COMT’s influence on hormone-related cancer development and cognitive disorders makes the gene a possible avenue for pinpointing the causes of cognitive decline during chemotherapy for breast and endometrial cancer cancers. The cognitive decline results in a confused state commonly referred to as chemo brain.
“On average, cancer-treatment-related cognitive dysfunction impacts 20 to 40 percent of those suffering from non-nervous tumors such as breast, colorectal, uterine, cervical and prostate cancers. Therefore, studies which seek to understand the underlying factors of such treatment-related symptoms are needed to inform future interventions,” Swift-Scanlan said.
Additionally, studying COMT could lead to a greater understanding of molecular changes that cause a number of diseases.
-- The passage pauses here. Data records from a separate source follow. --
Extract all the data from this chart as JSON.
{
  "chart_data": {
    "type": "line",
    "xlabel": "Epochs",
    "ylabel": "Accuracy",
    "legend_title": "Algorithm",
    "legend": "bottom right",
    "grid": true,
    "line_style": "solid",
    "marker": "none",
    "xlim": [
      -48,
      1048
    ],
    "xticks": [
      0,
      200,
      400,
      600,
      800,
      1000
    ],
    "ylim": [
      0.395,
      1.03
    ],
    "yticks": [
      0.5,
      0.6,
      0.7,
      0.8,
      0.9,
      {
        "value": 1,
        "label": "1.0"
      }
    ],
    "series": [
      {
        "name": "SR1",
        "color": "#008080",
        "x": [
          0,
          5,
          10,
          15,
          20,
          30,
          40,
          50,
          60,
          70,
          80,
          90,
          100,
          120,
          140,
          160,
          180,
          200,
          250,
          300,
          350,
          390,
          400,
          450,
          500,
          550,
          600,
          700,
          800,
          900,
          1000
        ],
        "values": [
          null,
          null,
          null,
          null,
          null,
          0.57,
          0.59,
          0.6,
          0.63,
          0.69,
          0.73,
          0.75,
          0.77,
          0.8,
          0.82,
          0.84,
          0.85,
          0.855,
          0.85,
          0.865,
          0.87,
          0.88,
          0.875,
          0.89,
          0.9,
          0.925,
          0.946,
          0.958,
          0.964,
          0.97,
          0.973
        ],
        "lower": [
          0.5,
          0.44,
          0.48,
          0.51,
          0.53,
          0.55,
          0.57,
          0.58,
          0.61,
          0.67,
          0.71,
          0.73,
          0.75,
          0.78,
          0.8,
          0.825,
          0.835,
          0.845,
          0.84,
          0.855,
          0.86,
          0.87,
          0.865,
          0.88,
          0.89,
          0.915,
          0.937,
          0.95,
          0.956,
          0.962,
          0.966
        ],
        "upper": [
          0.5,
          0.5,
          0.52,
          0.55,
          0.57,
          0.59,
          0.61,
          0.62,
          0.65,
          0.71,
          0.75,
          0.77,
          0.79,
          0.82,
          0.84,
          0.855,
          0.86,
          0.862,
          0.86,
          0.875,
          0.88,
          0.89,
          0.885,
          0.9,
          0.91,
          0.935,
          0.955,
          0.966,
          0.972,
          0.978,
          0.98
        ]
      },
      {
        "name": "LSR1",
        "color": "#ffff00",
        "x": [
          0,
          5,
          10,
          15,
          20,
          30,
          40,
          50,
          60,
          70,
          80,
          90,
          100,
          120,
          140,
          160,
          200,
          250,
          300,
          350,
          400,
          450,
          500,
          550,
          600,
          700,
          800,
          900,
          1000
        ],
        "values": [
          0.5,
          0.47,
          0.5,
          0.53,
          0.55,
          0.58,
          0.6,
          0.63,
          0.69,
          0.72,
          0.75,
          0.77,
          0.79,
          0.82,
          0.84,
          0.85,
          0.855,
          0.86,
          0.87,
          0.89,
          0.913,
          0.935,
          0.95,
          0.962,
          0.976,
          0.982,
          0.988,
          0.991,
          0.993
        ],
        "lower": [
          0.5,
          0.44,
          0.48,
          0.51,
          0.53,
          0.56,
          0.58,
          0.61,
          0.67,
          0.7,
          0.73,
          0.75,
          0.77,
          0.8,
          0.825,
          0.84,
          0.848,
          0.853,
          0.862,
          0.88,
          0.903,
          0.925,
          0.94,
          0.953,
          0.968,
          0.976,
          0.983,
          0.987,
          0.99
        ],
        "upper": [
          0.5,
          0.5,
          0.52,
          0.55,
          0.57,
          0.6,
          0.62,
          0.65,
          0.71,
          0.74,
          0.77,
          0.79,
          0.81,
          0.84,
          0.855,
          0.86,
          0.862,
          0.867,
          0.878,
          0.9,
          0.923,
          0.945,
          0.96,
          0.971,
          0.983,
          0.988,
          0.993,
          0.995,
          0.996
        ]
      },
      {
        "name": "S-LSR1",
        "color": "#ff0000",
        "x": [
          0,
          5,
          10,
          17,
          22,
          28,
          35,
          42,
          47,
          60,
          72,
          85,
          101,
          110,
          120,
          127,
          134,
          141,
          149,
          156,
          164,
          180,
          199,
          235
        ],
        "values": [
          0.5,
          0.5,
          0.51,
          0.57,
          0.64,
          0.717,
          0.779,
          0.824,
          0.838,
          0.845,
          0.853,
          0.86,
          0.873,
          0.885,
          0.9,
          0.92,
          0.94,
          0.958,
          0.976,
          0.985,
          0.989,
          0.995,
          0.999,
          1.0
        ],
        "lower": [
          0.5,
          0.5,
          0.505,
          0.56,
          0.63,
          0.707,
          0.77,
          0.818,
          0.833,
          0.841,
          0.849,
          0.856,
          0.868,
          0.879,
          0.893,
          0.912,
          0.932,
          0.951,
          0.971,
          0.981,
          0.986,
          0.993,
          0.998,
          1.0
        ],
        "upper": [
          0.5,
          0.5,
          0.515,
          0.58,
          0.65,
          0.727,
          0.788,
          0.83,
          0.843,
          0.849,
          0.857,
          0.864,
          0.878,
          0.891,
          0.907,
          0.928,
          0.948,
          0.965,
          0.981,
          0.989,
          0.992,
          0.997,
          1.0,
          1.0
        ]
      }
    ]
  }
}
COMT’s far-reaching impact on neurotransmitter regulation and estrogen production means that studying the gene could lead to biomarker discoveries for a wide range of cognitive disorders – from addiction to schizophrenia – and hormone-related cancers. The gene also could serve as a target for therapeutics and interventions that might correct dysregulation of the gene.
“From a nursing perspective, learning more about how this gene is expressed at the molecular level could be transformative, not just for the conditions we are interested in, such as hormonally related cancers, but also distantly related neurodegenerative disorders,” Swift-Scanlan said.
The researchers are specifically investigating the differences between two RNA and protein forms, or changes, of COMT as seen within various cancer and neuronal cells.
“There hasn’t been an efficient way until recently to measure these RNA and protein changes to better understand how COMT can be involved in all these vastly different neurodegenerative and behavior disorders, while also involved in cancer,” she said. “We hope this work can lead to interventions that reverse disruptions in healthy gene expression.”